Il peccato originale della riunificazione tedesca
di Vittorio Mathieu
[25 ott 05]
La Germania ha un Cancelliere dimezzato o, se preferite, un
Cancelliere e mezzo. Non è una buona situazione. La “grossa
coalizione” si risolve troppo facilmente in un inciucio, perché
all’opposizione rimangono poche forze. E, allora, quel controllo
reciproco che è il frutto più prezioso della democrazia va
perduto.
Di
chi la colpa? Non sembri presunzione attribuirla a Helmut Kohl.
Non poteva non fare la riunificazione, ma doveva farla meglio.

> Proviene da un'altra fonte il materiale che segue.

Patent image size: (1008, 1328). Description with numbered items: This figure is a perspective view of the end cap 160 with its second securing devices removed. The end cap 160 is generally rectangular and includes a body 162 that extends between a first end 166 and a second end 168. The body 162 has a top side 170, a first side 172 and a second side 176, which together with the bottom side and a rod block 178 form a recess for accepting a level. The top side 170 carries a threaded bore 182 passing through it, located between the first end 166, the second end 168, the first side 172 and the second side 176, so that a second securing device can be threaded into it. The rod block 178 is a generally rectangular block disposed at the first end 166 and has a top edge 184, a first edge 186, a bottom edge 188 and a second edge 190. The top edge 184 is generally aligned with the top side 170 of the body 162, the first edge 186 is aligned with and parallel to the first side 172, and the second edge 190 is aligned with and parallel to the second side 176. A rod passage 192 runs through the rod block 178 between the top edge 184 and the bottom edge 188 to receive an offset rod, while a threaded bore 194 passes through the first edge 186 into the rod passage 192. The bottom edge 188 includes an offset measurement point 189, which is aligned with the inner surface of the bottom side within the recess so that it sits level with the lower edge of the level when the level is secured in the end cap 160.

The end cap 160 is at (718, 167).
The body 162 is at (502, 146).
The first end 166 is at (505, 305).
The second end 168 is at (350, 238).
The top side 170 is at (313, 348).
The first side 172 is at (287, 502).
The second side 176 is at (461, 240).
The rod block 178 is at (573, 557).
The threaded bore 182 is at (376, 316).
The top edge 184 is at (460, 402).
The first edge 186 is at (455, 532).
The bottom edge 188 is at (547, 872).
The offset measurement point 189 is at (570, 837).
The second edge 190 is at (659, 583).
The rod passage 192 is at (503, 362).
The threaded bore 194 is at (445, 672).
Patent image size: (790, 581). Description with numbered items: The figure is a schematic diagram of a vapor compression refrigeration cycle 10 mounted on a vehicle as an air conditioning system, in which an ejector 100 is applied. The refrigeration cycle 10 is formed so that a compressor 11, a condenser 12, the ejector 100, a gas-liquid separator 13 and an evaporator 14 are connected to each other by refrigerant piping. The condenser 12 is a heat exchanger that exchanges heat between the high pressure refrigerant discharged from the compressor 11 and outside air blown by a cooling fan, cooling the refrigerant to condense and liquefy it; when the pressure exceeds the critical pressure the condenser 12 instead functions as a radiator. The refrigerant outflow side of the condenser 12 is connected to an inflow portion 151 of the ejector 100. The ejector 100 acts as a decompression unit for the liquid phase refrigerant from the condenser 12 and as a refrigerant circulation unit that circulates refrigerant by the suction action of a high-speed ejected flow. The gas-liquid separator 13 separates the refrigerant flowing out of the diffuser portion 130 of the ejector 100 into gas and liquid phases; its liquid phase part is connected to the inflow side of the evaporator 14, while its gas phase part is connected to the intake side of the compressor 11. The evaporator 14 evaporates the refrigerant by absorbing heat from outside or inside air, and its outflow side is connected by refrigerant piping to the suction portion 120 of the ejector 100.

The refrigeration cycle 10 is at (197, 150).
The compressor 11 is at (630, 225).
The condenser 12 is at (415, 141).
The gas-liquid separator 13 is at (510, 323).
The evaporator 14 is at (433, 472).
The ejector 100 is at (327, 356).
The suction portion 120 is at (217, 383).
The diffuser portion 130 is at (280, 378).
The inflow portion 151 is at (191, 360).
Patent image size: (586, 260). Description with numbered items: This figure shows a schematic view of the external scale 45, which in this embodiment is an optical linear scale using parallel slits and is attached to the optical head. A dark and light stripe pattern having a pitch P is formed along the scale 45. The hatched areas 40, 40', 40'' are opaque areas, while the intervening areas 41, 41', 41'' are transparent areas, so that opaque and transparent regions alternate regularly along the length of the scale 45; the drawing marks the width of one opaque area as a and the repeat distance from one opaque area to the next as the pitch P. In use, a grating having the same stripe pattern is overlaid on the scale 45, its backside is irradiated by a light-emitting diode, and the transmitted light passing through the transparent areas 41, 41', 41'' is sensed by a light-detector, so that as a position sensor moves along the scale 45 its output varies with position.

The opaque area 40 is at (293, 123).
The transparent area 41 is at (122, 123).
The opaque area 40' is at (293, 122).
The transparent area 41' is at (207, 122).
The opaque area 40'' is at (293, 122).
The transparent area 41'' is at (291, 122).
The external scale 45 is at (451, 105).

Così come è venuta ha indispettito tanto la Germania Est quanto
la Germania Ovest. Le ragioni sono più di una, ma ne indicherò
una soltanto: la finzione del cambio alla pari tra marco
dell’Est e marco dell’Ovest. Finzione, perché limitazioni
inevitabili furono poste al cambio effettivo, altrimenti chi
avesse tesaurizzato (non era impossibile) grandi somme o crediti
in marchi orientali avrebbe realizzato un enorme arricchimento
illecito.
Lo
scopo era non umiliare i nuovi cittadini dello Stato
democratico: non fu raggiunto. Anzi, i tedeschi dell’Est persero
il lavoro e la voglia di lavorare. I capitalisti dell’Ovest si
impadronirono qualche volta di aziende a buon mercato, che però
non riuscivano a far funzionare. La cautela contro decisioni del
genere, in questioni di valuta, dovrebbe essere sistematica, a
prescindere dalle singole circostanze. Quando si fissa un cambio
arbitrario - o anche, per il momento, ragionevole – tra due
monete, la più debole finisce col colare a picco e spesso
trascina in parte anche la più forte (il caso del peso argentino
e del dollaro è emblematico, ma anche quello dell’euro con la
lira).
Se la
moneta non è la stessa, o non si fonda su una base esterna (ad
esempio aurea), il cambio o è libero, cioè affidato al mercato,
o non è. Per contro le autorità monetarie presumono spesso di
stabilire i cambi a loro arbitrio. Più competente era un
cambiavalute della Costa d’Avorio, attivo fin verso l’ultima
guerra mondiale, che era ancora in grado di cambiare i talleri
di Maria Teresa. Parodiando un celebre titolo di De Musset
potremmo dire: "on ne badine pas avec l’argent".